Le 23 avril, je quitte le Canada pour participer a la Mission des Nations Unies au Soudan (MINUS). J'y participe en tant que capitaine des Forces armées canadiennes. Cette mission vise à faire cesser la guerre entre le gouvernement du Soudan (GoS) et l'armée de libération du peuple soudanais (SPLA) qui occupe la moitié sud du pays. Rien a voir avec le Darfour. En fait si, mais c'est complexe… Ce conflit dure depuis 21 ans et a fait environ 3 millions de morts. Bien entendu, on n'en parle pas dans le journal de Montréal.

Pour bien situer la situation, rien de tel qu'une bonne vieille carte du Soudan. http://www.unmis.org/english/map.htm On y est en mesure d'y voir clairement les différentes zones dans lesquels seront déployées des troupes internationales. Différents pays vont contribuer des troupes afin de patrouiller les zones a risque. Présentement, malheureusement, aucun pays occidental ne fournit de ses soldats. Les seuls militaires occidentaux, font parti du quartier général et occupent des postes ou l'on s'occupe de la planification des opérations. Pour une description des pays contributeurs: http://en.wikipedia.org/wiki/UNMIS

Donc les troupes onusiennes vont s'assurer que le SPLM et le gouvernement du Soudan (GoS) vont respecter les accords qu'ils ont signé le 9 janvier 2005. Selon ces accords, des troupes internationales seront sur le terrain, dans le sud du pays pendant au moins 6 ans. Après ces 6 années, le Sud pourra, s'il le désire, faire un référendum pour obtenir son indépendance. La découverte de pétrole au beau milieu du pays, sur la ligne de démarcation en fait, vient compliquer les choses. Les ramifications politiques sont tout aussi intéressantes que complexes et méritent un texte a part.

Arrivée

Le 24 avril, je mets le pied a l'aéroport international de Khartoum, vers 23h30 du soir. On se rend au Soudan en faisant escale a Frankfort et au Caire, sur les ailes de Lufthansa (on peut faire confiance aux Allemands pour nous amener partout dans le monde!). Température extérieure : 33 degrés celsius a minuit!. Ca promet! Dans l'airbus A340 de Lufthansa, entre Le Caire et Khartoum : une vingtaine de personnes. Quelques militaires, des travailleurs humanitaires, des employés civils des Nations Unies, un photographe de National Geographic. Pas de femmes.

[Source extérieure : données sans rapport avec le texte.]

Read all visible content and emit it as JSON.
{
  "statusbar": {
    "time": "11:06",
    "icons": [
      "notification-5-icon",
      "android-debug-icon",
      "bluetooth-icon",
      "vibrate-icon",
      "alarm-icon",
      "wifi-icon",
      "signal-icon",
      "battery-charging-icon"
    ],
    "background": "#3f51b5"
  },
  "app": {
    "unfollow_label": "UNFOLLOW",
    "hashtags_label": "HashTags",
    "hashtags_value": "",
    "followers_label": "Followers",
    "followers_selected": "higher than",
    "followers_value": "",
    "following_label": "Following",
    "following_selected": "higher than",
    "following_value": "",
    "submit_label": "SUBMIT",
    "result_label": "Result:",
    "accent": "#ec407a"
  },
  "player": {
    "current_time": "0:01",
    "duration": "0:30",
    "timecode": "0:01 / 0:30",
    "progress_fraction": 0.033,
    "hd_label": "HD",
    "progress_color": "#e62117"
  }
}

Descendons dans le terminal. Les militaires soudanais me regardent d'un drôle d'Sil. Je ne leur prête pas attention tant je suis fatigué. L'aéroport est poussiéreux et mal éclairé. Pas de doute, je ne suis plus sur le Plateau Mont-Royal. Attente interminable pour les bagages. Je suis agréablement surpris de voir mes 3 « barrack boxes », et mon « kit bag » faire leur apparition. La dernière fois que je les avais vu, c'était a Dorval. Je fais donc la file pour l'immigration. Un employé des Nations Unies (c'est du moins ce qu'il affirme) me tire par ma chemise d'uniforme et me baragouine quelque chose en très mauvais anglais. Je crois qu'il est Indien ou Pakistanais. Peu importe. Il me tend une feuille, je regarde, j'y vois mon nom. Bon signe. Il prend mon passeport et part vers un bureau « officiel ». Ca va bien! A peine 10 minutes au Soudan et un inconnu se balade avec mon passeport! Pourtant bonne nouvelle, après 20 minutes, il me retrouve et me fait « bypasser » les douanes. J'aurais vraiment du apporter quelques bonnes bouteilles du Canada! J'ai manqué ma chance…

A l'extérieur, l'adjudant Steffen Carlsen de l'armée danoise m'attend. On se serre chaleureusement la main, nous nous connaissons depuis septembre 2004. Je fais en effet parti d'un groupe d'officiers qui forment le quartier général de la mission. Nous provenons d'une quinzaine de pays différents et nous nous somme entraînés ensemble pendant une vingtaine de jours en septembre et novembre 04, en Autriche et au Danemark.

On quitte prestement l'aéroport, direction l'hôtel. L'ONU a mis tous les militaires dans un hôtel en ville, Le Palace. Une belle surprise, moi qui m'attendais a dormir sous la tente. Je vais donc passer les 6 prochains mois avec une douche et une toilette dans ma chambre. Le luxe. Le Palace est sur le bord du Nil bleu. (le Nil blanc est a quelques kilomètres). Un 5 étoiles selon eux, moi je leur donne un bon 3 étoiles nord américaines. Fonctionnel, bonne nourriture, belle vue, piscine. Ça « fait la job » quoi!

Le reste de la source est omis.